Juyeon déposa face à lui le riz et les légumes.
— Bien sûr que si, vous allez y arriver.
Il releva les yeux vers elle, elle y vit une véritable crainte, une incertitude comme jamais elle n'en avait vu chez Hyunjin. Il dégageait tant de confiance en lui, même dans la vie de tous les jours, qu'elle avait du mal à concevoir qu'il puisse avoir peur de la sorte. Il avait d'habitude l'air si sûr de lui, avec son regard perçant et sa stature élancée, mais là il ressemblait à un petit chiot complément perdu. Délicatement, Juyeon déposa une main sur son épaule.
— Tout va bien se passer, d'accord ?
— Et si je me ridiculise en donnant mon discours ?
Elle secoua négativement la tête.
— Nous l'avons travaillé ensemble, et vous l'avez répété un nombre incalculable de fois.
— Oui, mais… si je bégaye ? Si j'articule mal ?
Elle afficha un sourire compatissant face à l'expression de Hyunjin. Il était véritablement terrifié, et elle eut un pincement au cœur. Elle voulait l'aider plus qu'elle ne l'avait déjà fait, mais elle n'allait pas monter sur l'estrade pour lire le discours à sa place. Il fallait qu'il prenne sur lui et qu'il trouve un moyen de relâcher la pression avant qu'ils ne doivent partir.
— Vous avez l'habitude de vous retrouver devant beaucoup de personnes, je suis sûre que vous serez parfait.
— Oui mais parler devant autant de gens… savoir que tous les regards vont être posés sur moi, qu'on va m'écouter, ça me fout la trouille.

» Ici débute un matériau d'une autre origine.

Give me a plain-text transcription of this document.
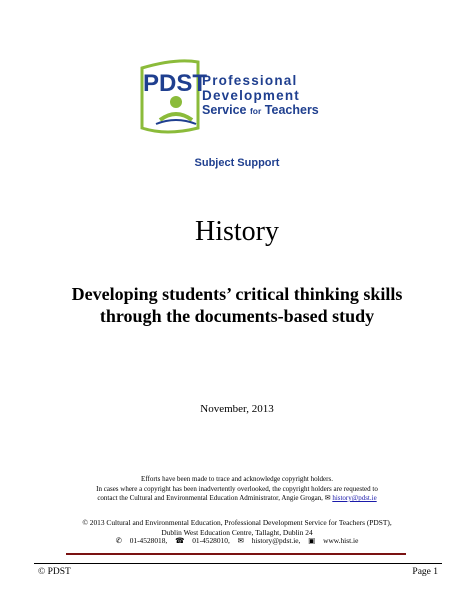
PDST
Professional
Development
Service for Teachers
Subject Support
History
Developing students’ critical thinking skills
through the documents-based study
November, 2013
Efforts have been made to trace and acknowledge copyright holders.
In cases where a copyright has been inadvertently overlooked, the copyright holders are requested to
contact the Cultural and Environmental Education Administrator, Angie Grogan, ✉ history@pdst.ie
© 2013 Cultural and Environmental Education, Professional Development Service for Teachers (PDST),
Dublin West Education Centre, Tallaght, Dublin 24
✆ 01-4528018, ☎ 01-4528010, ✉ history@pdst.ie, ▣ www.hist.ie
© PDST	Page 1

Elle pouvait le concevoir, mais à part lui offrir son soutien et se montrer rassurante, elle ne pouvait rien faire d'autre. Elle l'invita à manger son déjeuner pour qu'il puisse prendre des forces et ne pas risquer une hypoglycémie. Cumulée à la nervosité dont il faisait preuve, Juyeon craignait qu'il ne tombe dans les vapes. Elle prit place à côté de lui après qu'elle se fut servie à son tour. Hyunjin lui avait proposé de déjeuner en sa compagnie plutôt que d'aller se chercher quelque chose à la supérette. Et elle avait accepté sans une once d'hésitation. Il fallait dire qu'elle aimait passer du temps avec lui et que c'était réciproque. Entre eux, une certaine complicité s'était créée, une relation de confiance qui ne faisait qu'accroître au fil des jours. Ils travaillaient main dans la main, ils se soutenaient et se comprenaient plus qu'ils ne l'avaient imaginé.
Juyeon l'avait aidé pour son discours et cela semblait avoir renforcé leur lien professionnel, mais aussi humain. Elle avait maintes fois été capable de lui montrer qu'elle était avec lui, qu'elle ne le laisserait pas tomber et qu'elle lui viendrait en aide, peu importe la situation. Hyunjin, quant à lui, s'ouvrait davantage sur ses peurs, sur toutes les choses qui le tourmentaient. Il était capable de lui faire part de ses états d'âme sans aucun embarras. Il savait que sa manager serait une oreille attentive, et aussi de bon conseil.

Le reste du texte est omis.